Begini Detik-detik Ayu dan Bima Sekarat dalam Kisah Lengkap KKN di Desa Penari Versi Widya

- 19 Mei 2022, 16:48 WIB
Begini Detik-detik Ayu dan Bima Sekarat dalam Kisah KKN di Desa Penari Versi Widya
Begini Detik-detik Ayu dan Bima Sekarat dalam Kisah KKN di Desa Penari Versi Widya /Instagram @adindathomas/Tangkapan layar

mata pak Prabu mendelik, melihat Widya. "tekan ndi ndok?" (darimana kamu nak) Widya tidak menjawab apa yang pak Prabu tanyakan, si ibuk juga menenangkan pak Prabu agar tenang, sembari menggiring Widya masuk ke rumah, Widya mendengar Nur menjerit, menangis, seperti kesetanan.

saat Widya masuk dan melihat apa yang terjadi, Widya melihat ruangan itu di penuhi orang yang duduk bersila, mereka mengelilingi 2 orang yang terbujur, tubuhnya di tutup selendang, di ikat dengan tali putih, menyerupai kafan, Wahyu dan Anto menatap kaget saat Widya masuk.

"Wid, tekan ndi awakmu?" (darimana kamu Wid?) ucap Nur yang langsung memeluk Widya. "onok opo iki Nur?" (ada Apa ini Nur) Nur menutup mulutnya, tidak tau harus memulai darimana, sampai Wahyu berdiri, "Ayu Wid, Nur lihat Ayu, tiba-tiba terbujur kaku, matanya tidak bisa di tutup"

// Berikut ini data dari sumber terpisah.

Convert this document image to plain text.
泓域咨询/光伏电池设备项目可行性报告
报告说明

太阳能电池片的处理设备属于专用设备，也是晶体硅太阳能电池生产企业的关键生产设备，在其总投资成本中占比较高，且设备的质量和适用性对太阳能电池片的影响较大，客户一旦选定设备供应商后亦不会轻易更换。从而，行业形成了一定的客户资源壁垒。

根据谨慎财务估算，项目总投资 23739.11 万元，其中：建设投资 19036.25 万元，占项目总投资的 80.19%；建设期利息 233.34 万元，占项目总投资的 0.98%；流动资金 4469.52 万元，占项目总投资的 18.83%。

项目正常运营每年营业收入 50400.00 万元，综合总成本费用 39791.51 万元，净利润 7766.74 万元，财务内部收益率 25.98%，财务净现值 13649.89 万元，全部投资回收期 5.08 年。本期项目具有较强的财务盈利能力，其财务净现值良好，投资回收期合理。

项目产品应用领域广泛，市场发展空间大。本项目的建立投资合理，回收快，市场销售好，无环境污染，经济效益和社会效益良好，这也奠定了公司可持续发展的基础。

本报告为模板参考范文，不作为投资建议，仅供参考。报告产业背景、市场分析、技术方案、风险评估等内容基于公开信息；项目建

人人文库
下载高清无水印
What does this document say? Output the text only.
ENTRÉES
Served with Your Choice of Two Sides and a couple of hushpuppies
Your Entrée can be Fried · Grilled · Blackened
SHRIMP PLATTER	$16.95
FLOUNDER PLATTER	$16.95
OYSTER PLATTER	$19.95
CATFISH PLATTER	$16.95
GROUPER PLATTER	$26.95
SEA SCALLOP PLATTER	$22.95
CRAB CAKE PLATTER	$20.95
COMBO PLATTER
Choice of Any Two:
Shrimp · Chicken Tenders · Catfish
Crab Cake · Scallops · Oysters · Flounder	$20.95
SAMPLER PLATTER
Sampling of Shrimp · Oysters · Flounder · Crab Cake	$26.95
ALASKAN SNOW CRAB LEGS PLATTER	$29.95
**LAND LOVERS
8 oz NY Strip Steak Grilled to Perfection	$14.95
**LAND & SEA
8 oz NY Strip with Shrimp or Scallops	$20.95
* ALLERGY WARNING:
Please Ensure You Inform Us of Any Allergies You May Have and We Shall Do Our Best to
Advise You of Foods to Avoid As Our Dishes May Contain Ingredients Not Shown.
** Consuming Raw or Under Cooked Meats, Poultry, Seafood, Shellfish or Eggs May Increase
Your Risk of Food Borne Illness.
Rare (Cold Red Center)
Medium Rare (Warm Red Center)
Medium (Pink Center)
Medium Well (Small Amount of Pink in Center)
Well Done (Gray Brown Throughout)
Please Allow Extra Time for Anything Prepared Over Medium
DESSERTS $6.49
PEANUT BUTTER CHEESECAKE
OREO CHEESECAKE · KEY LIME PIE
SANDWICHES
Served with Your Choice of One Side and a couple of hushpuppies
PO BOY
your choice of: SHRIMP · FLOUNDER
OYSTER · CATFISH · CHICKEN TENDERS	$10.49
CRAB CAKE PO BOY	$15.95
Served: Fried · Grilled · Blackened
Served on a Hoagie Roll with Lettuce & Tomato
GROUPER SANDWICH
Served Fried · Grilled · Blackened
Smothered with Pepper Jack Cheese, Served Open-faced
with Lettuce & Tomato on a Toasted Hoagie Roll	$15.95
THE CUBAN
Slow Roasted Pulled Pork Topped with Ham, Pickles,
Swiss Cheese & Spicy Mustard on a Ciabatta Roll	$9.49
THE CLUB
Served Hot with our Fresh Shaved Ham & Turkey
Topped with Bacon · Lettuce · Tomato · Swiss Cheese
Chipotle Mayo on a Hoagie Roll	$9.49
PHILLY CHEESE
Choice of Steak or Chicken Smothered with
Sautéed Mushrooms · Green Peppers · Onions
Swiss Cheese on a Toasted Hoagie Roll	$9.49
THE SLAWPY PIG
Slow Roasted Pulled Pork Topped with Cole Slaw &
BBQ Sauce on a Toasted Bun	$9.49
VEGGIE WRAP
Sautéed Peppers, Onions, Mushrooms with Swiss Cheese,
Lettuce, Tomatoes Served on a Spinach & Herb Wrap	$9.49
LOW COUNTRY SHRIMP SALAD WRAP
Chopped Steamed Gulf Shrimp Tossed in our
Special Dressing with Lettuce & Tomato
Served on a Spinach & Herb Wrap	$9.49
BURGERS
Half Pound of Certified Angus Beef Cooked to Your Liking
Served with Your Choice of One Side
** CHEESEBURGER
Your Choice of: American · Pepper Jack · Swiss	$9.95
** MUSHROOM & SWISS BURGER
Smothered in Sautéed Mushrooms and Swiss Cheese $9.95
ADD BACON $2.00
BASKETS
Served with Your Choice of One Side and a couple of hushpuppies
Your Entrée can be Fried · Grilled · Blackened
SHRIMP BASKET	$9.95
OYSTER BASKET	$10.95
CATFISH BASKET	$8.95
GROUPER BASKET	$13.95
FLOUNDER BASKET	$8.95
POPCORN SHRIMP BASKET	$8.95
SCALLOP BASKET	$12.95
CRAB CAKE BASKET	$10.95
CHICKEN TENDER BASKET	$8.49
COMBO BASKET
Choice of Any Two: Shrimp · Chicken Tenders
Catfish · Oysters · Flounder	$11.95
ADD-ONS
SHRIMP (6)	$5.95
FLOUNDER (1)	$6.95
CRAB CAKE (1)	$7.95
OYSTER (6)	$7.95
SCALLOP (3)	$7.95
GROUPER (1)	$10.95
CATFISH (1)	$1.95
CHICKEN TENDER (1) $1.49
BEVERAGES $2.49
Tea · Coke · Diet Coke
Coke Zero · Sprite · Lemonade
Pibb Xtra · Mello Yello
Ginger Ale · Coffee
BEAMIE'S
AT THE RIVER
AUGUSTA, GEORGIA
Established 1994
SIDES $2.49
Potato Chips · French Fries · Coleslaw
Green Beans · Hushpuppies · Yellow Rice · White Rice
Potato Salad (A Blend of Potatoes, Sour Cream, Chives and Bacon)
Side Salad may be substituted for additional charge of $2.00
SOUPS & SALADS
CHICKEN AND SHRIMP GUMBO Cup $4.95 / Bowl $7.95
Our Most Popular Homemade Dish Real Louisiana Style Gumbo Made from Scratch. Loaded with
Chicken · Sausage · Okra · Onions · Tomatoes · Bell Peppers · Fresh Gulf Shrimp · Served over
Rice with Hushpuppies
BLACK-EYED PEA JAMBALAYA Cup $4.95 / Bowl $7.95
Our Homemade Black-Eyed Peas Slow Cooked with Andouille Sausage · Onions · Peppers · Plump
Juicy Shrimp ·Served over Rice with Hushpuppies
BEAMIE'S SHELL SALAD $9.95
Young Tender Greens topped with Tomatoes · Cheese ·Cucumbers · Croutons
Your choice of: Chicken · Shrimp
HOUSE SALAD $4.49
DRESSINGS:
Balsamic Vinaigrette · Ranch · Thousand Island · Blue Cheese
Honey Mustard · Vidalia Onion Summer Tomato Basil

Widya mendekati Ayu, di sampingnya ada Bima, ia terus menerus menendang-nendang dalam posisi terikat itu, layaknya seseorang yang terserang epilepsi, matanya kosong melihat langit-langit, mereka berdua terbaring tidak berdaya, sontak Widya ikut menjerit sebelum ada yg menenangkan

dari Pawon, mbah Buyut keluar, ia melihat Widya kemudian memanggilnya. "sini ndok, Mbah jek tas gawe kopi" (sini nak, si mbah baru saja selesai membuat kopi) mbah Buyut, duduk di kursi kayu yang ada di pawon, ia melihat Widya lama, kemudian mengatakanya. "Koncomu wes kelewatan"

"Pripun mbah?" (bagaimana mbah?) "yo opo rasane di kerubungi demit sa'alas?" (bagaimana rasanya di kelilingi makhluk halus satu hutan?) Mbah Buyut masih mengaduk kopinya, memandang Widya yang tampak mulai kembali kesadaranya, "nyoh, di ombe sek" (nih, di minum dulu)

Widya menyesap kopi dari mbah Buyut, tiba-tiba rasa pahit yang monohok membuat tenggorokan Widya seperti di cekik, membuat Widya memuntahkanya, begitu banyak muntahan air liur Widya yang keluar, ia melihat mbah Buyut yang tampak mengangguk. seperti memastikan.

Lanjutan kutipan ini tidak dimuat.